Paseo República de Cuba

Los Jerónimos·Jerónimos

An interior walk in the Retiro Park that takes the name of the Republic of Cuba, made independent from Spain in 1898 and proclaimed a sovereign state on May 20, 1902. It belongs to the series of park walks named after Ibero-American republics around the Hispano-American Social and Economic Congress of 1900.

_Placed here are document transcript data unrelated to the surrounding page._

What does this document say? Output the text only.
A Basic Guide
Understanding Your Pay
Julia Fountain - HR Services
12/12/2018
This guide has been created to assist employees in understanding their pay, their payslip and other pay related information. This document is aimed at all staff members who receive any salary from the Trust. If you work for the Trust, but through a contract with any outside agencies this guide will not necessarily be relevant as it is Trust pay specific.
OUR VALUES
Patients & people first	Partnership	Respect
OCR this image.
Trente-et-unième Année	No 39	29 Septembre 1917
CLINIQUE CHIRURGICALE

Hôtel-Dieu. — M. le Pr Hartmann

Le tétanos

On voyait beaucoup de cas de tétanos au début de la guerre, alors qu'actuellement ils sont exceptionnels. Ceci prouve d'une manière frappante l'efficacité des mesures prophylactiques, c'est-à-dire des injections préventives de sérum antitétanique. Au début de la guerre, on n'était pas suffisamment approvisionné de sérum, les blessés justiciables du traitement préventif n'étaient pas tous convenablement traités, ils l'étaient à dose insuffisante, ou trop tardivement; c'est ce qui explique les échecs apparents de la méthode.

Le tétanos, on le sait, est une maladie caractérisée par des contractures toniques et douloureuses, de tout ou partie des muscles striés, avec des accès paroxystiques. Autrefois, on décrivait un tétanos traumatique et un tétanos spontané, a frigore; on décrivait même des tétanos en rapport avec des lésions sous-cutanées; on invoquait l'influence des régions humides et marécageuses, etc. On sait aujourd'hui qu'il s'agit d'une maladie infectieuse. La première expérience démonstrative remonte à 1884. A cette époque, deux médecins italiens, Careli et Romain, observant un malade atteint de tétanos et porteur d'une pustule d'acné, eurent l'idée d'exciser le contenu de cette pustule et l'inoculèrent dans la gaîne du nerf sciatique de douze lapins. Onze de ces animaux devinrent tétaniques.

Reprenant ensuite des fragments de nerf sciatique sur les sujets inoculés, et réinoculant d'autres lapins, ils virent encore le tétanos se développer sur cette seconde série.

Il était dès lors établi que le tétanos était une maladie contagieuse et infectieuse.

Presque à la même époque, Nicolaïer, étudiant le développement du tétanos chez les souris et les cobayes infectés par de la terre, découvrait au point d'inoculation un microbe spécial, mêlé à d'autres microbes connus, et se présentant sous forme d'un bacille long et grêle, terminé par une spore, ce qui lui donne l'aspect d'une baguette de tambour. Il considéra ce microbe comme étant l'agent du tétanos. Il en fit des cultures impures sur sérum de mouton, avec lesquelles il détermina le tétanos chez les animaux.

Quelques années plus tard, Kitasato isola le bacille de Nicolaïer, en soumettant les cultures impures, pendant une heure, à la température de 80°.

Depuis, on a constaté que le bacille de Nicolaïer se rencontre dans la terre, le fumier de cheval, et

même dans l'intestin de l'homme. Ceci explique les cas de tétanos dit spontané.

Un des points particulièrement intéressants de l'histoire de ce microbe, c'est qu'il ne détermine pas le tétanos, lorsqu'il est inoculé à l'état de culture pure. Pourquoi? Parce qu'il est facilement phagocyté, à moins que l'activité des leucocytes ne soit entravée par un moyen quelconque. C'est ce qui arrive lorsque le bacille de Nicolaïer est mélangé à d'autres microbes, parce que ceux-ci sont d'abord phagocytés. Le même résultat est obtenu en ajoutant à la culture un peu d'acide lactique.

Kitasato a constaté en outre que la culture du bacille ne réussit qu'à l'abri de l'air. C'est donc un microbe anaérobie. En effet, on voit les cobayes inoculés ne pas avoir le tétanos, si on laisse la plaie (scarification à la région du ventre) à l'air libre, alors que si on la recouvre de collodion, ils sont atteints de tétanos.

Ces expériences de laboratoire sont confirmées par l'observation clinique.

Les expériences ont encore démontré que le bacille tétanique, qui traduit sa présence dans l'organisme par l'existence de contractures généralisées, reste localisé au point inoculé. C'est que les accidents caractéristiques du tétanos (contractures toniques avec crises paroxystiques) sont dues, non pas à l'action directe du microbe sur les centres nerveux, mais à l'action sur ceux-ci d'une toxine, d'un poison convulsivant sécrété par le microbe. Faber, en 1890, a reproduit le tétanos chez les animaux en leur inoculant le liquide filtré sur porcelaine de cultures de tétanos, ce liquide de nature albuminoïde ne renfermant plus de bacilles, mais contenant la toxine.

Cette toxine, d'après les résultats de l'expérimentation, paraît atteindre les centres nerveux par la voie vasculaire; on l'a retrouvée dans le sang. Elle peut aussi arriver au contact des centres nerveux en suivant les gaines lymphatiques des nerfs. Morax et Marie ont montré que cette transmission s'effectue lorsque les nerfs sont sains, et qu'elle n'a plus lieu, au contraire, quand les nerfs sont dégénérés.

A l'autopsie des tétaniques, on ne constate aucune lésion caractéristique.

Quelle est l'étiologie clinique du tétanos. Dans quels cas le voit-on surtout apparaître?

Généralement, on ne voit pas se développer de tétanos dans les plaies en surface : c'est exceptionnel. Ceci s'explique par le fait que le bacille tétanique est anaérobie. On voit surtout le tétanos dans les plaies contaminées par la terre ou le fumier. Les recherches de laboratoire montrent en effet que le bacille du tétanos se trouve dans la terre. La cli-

When the state handed the Retiro over to the municipality of Madrid in 1868, after the Glorious Revolution, the old royal garden began to open to the city and to weave within its limits a web of walks. In the late nineteenth century those walks took on the names of Latin American republics, with the decisive push of the Hispano-American Social and Economic Congress that Madrid hosted in 1900. No record survives of the exact date this street adopted the name of Cuba; the traces point to the years from 1900 to 1902. The Paseo de la República de Cuba runs through the park from south to north. It begins at the Glorieta del Ángel Caído and ends at the Plaza de Honduras, where the Fuente de la Alcachofa flows. At number 4 stands the Palacio de Cristal, raised between 1886 and 1887 by Ricardo Velázquez Bosco as a pavilion for the General Exhibition of the Philippines; queen regent María Cristina inaugurated it in 1887, and today it serves as a hall of the Reina Sofía Museum. The famous Monument to Cuba is not on this street but in the Plaza del Salvador. It was inaugurated in 1952, on the 460th anniversary of Columbus’s arrival on the island. Several hands worked on it: Mariano Benlliure directed the whole, Miguel Blay shaped the allegory of Cuba, Francisco Asorey sculpted Christopher Columbus, and Juan Cristóbal, Isabella I of Castile.